Time to redraw the thin blue line
An Garda Síochána reflects the best and worst of our public service. The moment has come for a review of the force
If anything positive can flow from the callous murder of Det Garda Adrian Donohoe, it has to be the outpouring of public sympathy and support for the Garda Síochána that has followed.
On the mercifully rare occasions before when a garda has been murdered in the line of duty it has been this way.
In April 1970, when Dick Fallon became the first garda to be killed on duty for 26 years, the crowds that lined the streets for his funeral were likened to those that had turned out to see President John F Kennedy in 1963.
The murder of Adrian Donohoe has shocked and saddened communities across the country, as did the deaths of the 12 other members murdered in the line of duty since 1970. The sense of widespread mourning, led by the President and other officers of State, has been palpable.
As a race we are not particularly noted for our love of regulation. Yet we hold the Garda Síochána close to our hearts in a relationship that would be considered somewhat unusual between police and people in many countries.
The roots of the relationship go back to decisions that were taken in 1922. The force was imbued with a spirit of proud Irishness as the new State asserted its identity. It was to be nonpolitical, unarmed and drawn from the people.
Imaginative, if unsuccessful, attempts were made to have it operate through the Irish language. Ranks and functions were designated in Irish. Its youthful members were to be hugely engaged with sport – Gaelic football, hurling, athletics, boxing.
Eoin O’Duffy, commissioner from 1922 to 1932, declared, “The Civic Guard is Irish in thought and action.”

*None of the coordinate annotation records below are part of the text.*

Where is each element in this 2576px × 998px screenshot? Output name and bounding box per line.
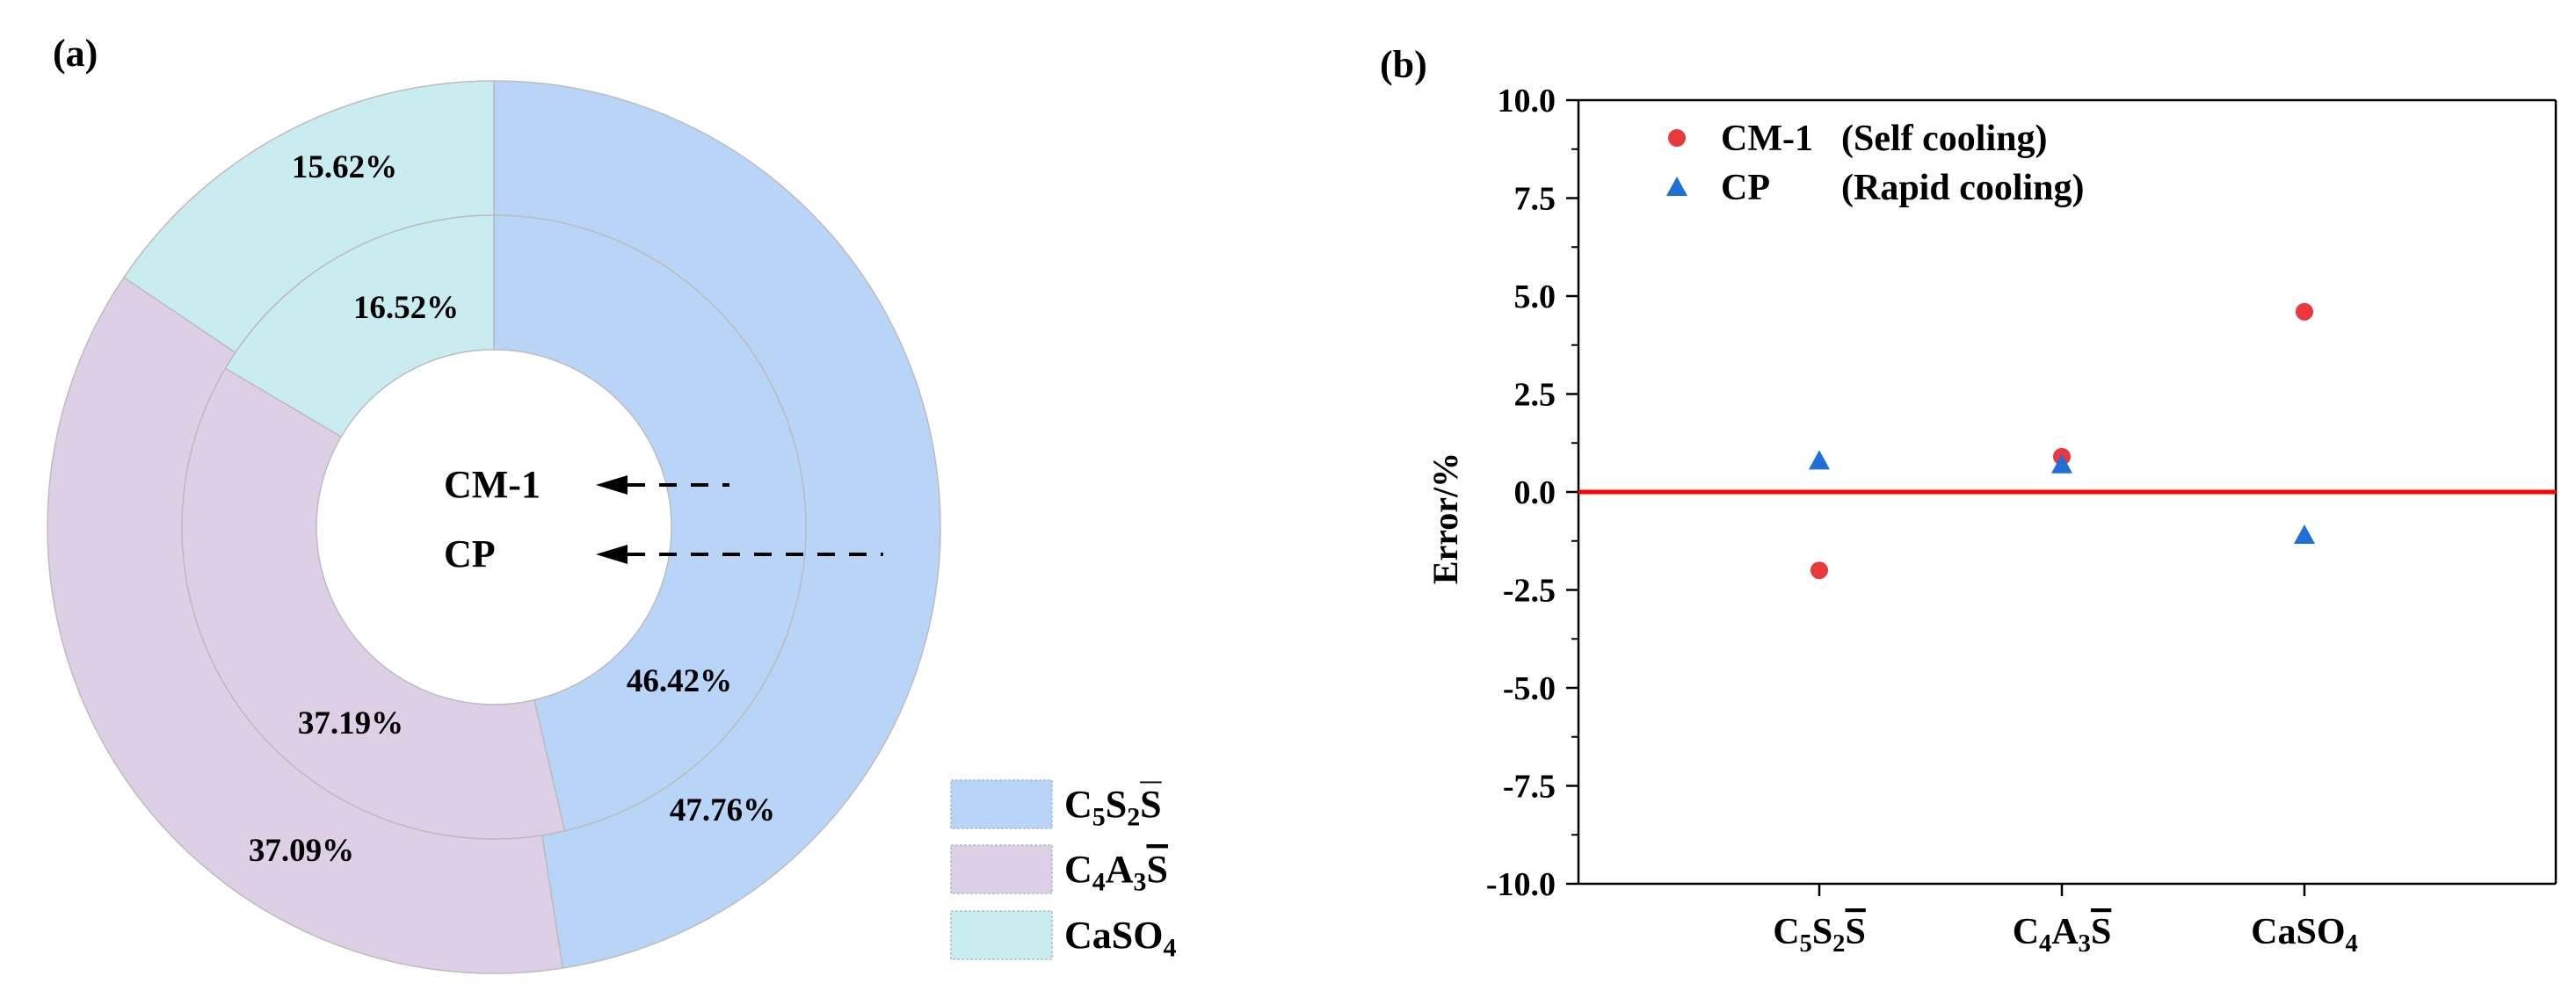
x-tick-label-part: C bbox=[1773, 912, 1799, 952]
x-tick-label-overline: S bbox=[1845, 912, 1865, 952]
legend-label-sub: 4 bbox=[1163, 934, 1176, 963]
y-tick-label: 5.0 bbox=[1514, 278, 1556, 315]
legend-label: CaSO4 bbox=[1064, 914, 1176, 963]
annotation-arrowhead bbox=[596, 475, 628, 495]
legend-marker bbox=[1666, 177, 1687, 196]
ring-annotation-label: CM-1 bbox=[444, 463, 541, 506]
legend-swatch bbox=[950, 779, 1053, 829]
legend-swatch bbox=[950, 910, 1053, 960]
ring-annotation-label: CP bbox=[444, 532, 496, 575]
outer-slice-label: 15.62% bbox=[292, 149, 397, 185]
legend-swatch bbox=[950, 844, 1053, 894]
legend-label-part: A bbox=[1106, 848, 1134, 891]
y-axis-label: Error/% bbox=[1426, 452, 1465, 584]
legend-label-sub: 5 bbox=[1092, 803, 1106, 832]
legend-series-note: (Self cooling) bbox=[1841, 119, 2047, 159]
x-tick-label-part: CaSO bbox=[2251, 912, 2345, 952]
legend-label-sub: 4 bbox=[1092, 868, 1106, 897]
y-tick-label: 10.0 bbox=[1498, 83, 1556, 119]
outer-slice-label: 47.76% bbox=[670, 792, 775, 828]
legend-series-note: (Rapid cooling) bbox=[1841, 168, 2085, 208]
x-tick-label: C4A3S bbox=[2013, 912, 2112, 958]
x-tick-label-part: C bbox=[2013, 912, 2039, 952]
x-tick-label-sub: 4 bbox=[2346, 930, 2358, 958]
legend-series-name: CM-1 bbox=[1721, 119, 1813, 159]
panel-b-label: (b) bbox=[1380, 43, 1427, 86]
data-point-CP bbox=[1809, 450, 1830, 470]
legend-label: C5S2S bbox=[1064, 783, 1162, 832]
scatter-chart: 10.0 7.5 5.0 2.5 0.0 -2.5 -5.0 -7.5 -10.0 Error/%… bbox=[1426, 83, 2558, 958]
legend-label-part: C bbox=[1064, 848, 1092, 891]
inner-slice-label: 46.42% bbox=[627, 663, 732, 699]
x-tick-label-part: A bbox=[2051, 912, 2079, 952]
x-tick-label: CaSO4 bbox=[2251, 912, 2358, 958]
y-tick-label: 2.5 bbox=[1514, 377, 1556, 414]
data-point-CP bbox=[2051, 453, 2072, 474]
x-tick-label-sub: 4 bbox=[2039, 930, 2051, 958]
annotation-arrowhead bbox=[596, 545, 628, 564]
outer-slice-label: 37.09% bbox=[249, 833, 354, 869]
y-tick-label: 0.0 bbox=[1514, 474, 1556, 511]
legend-label-part: CaSO bbox=[1064, 914, 1163, 957]
legend-label-overline: S bbox=[1146, 848, 1167, 891]
data-point-CM-1 bbox=[2296, 302, 2313, 321]
legend-series-name: CP bbox=[1721, 168, 1770, 208]
legend-marker bbox=[1668, 129, 1686, 147]
nested-donut-chart: 46.42% 37.19% 16.52% 47.76% 37.09% 15.62% CM-1… bbox=[47, 80, 941, 974]
data-point-CP bbox=[2294, 524, 2315, 545]
inner-slice-label: 16.52% bbox=[353, 290, 459, 326]
x-tick-label-sub: 3 bbox=[2079, 930, 2091, 958]
y-tick-label: -10.0 bbox=[1486, 866, 1556, 903]
y-tick-label: 7.5 bbox=[1514, 181, 1556, 218]
data-point-CM-1 bbox=[1810, 561, 1828, 580]
legend-label-part: S bbox=[1106, 783, 1127, 826]
legend-label-part: C bbox=[1064, 783, 1092, 826]
legend-label: C4A3S bbox=[1064, 848, 1168, 897]
legend-label-overline: S bbox=[1140, 783, 1161, 826]
donut-slice-inner-3 bbox=[224, 214, 495, 438]
legend-label-sub: 2 bbox=[1127, 803, 1140, 832]
panel-a-label: (a) bbox=[53, 32, 98, 75]
x-tick-label-overline: S bbox=[2091, 912, 2111, 952]
y-tick-label: -5.0 bbox=[1503, 670, 1556, 707]
x-tick-label-sub: 5 bbox=[1800, 930, 1812, 958]
inner-slice-label: 37.19% bbox=[298, 705, 403, 741]
x-tick-label-part: S bbox=[1812, 912, 1832, 952]
y-tick-label: -7.5 bbox=[1503, 769, 1556, 806]
donut-slice-inner-1 bbox=[493, 214, 807, 832]
x-tick-label: C5S2S bbox=[1773, 912, 1866, 958]
x-tick-label-sub: 2 bbox=[1832, 930, 1845, 958]
donut-slice-inner-2 bbox=[181, 367, 566, 840]
legend-label-sub: 3 bbox=[1134, 868, 1147, 897]
y-tick-label: -2.5 bbox=[1503, 573, 1556, 610]
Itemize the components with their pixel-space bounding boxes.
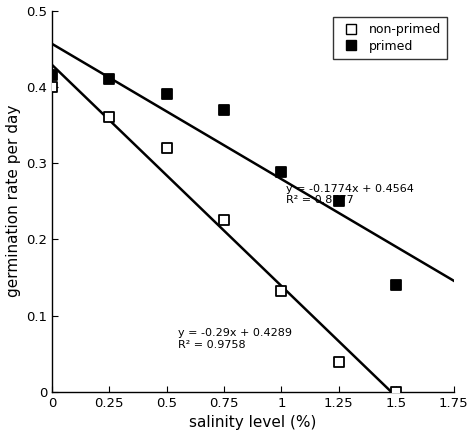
Point bbox=[163, 144, 171, 151]
Point bbox=[106, 76, 113, 83]
Point bbox=[163, 91, 171, 98]
Y-axis label: germination rate per day: germination rate per day bbox=[6, 105, 20, 297]
Point bbox=[106, 114, 113, 121]
Point bbox=[220, 217, 228, 224]
Point bbox=[48, 72, 56, 79]
Point bbox=[48, 83, 56, 90]
Point bbox=[335, 198, 343, 205]
X-axis label: salinity level (%): salinity level (%) bbox=[189, 416, 317, 430]
Text: y = -0.29x + 0.4289
R² = 0.9758: y = -0.29x + 0.4289 R² = 0.9758 bbox=[178, 328, 292, 350]
Point bbox=[278, 287, 285, 294]
Point bbox=[392, 388, 400, 395]
Point bbox=[220, 106, 228, 113]
Legend: non-primed, primed: non-primed, primed bbox=[333, 17, 447, 59]
Point bbox=[278, 169, 285, 176]
Point bbox=[392, 282, 400, 289]
Text: y = -0.1774x + 0.4564
R² = 0.8777: y = -0.1774x + 0.4564 R² = 0.8777 bbox=[286, 184, 414, 205]
Point bbox=[335, 358, 343, 365]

It is a truism that a society’s values and standards are reflected in its police. This is particularly true where policing is by the consent of the people. The police organism will attune itself to the community’s needs and priorities. Therein lies the compact that defines the relationship.
That relationship here has survived many vicissitudes down the decades. As early as 1926, a crisis arose when the minister for home affairs, Kevin O’Higgins, demanded that O’Duffy discipline gardaí in Waterford who had rampaged against prisoners after two gardaí had been murdered. O’Duffy threatened to resign. O’Higgins called his bluff and the offending gardaí were dealt with.
Controversies
Each decade has brought some controversy: the “Heavy Gang”, the fingerprints scandal and the sacking of a commissioner; illegal phone tapping and the “Kerry babies” fiasco; the breakdown in the Donegal division that led the Morris tribunal to warn that the Garda Síochána was “in danger of losing its character as a disciplined force.”
Many of the cliches about the gardaí are true. Like most other closed groups, they are not very good at investigating themselves. They display all of the characteristics of a closely knit family; they may squabble among themselves but they will instantly close ranks against outsiders. They have their share of bullies and louts. There are gardaí, as there are those in other professions, who abuse their authority. Some are insubordinate and lazy. Supervision is too often lax.
Yet the strong bonds between the gardaí and those they serve remain intact. Police forces around the world can only envy their Irish counterparts for the respect and affection in which athey are generally held.
Urbanisation, social change, modern communications and the increase in serious crime have seen the Garda Síochána evolve organisationally. Numbers have risen from just over 6,000 at foundation to more than 13,000. Once there were 870 stations; now there are 564. In the early years there were no armed gardaí. On any given day now, one in five gardaí will be carrying a firearm.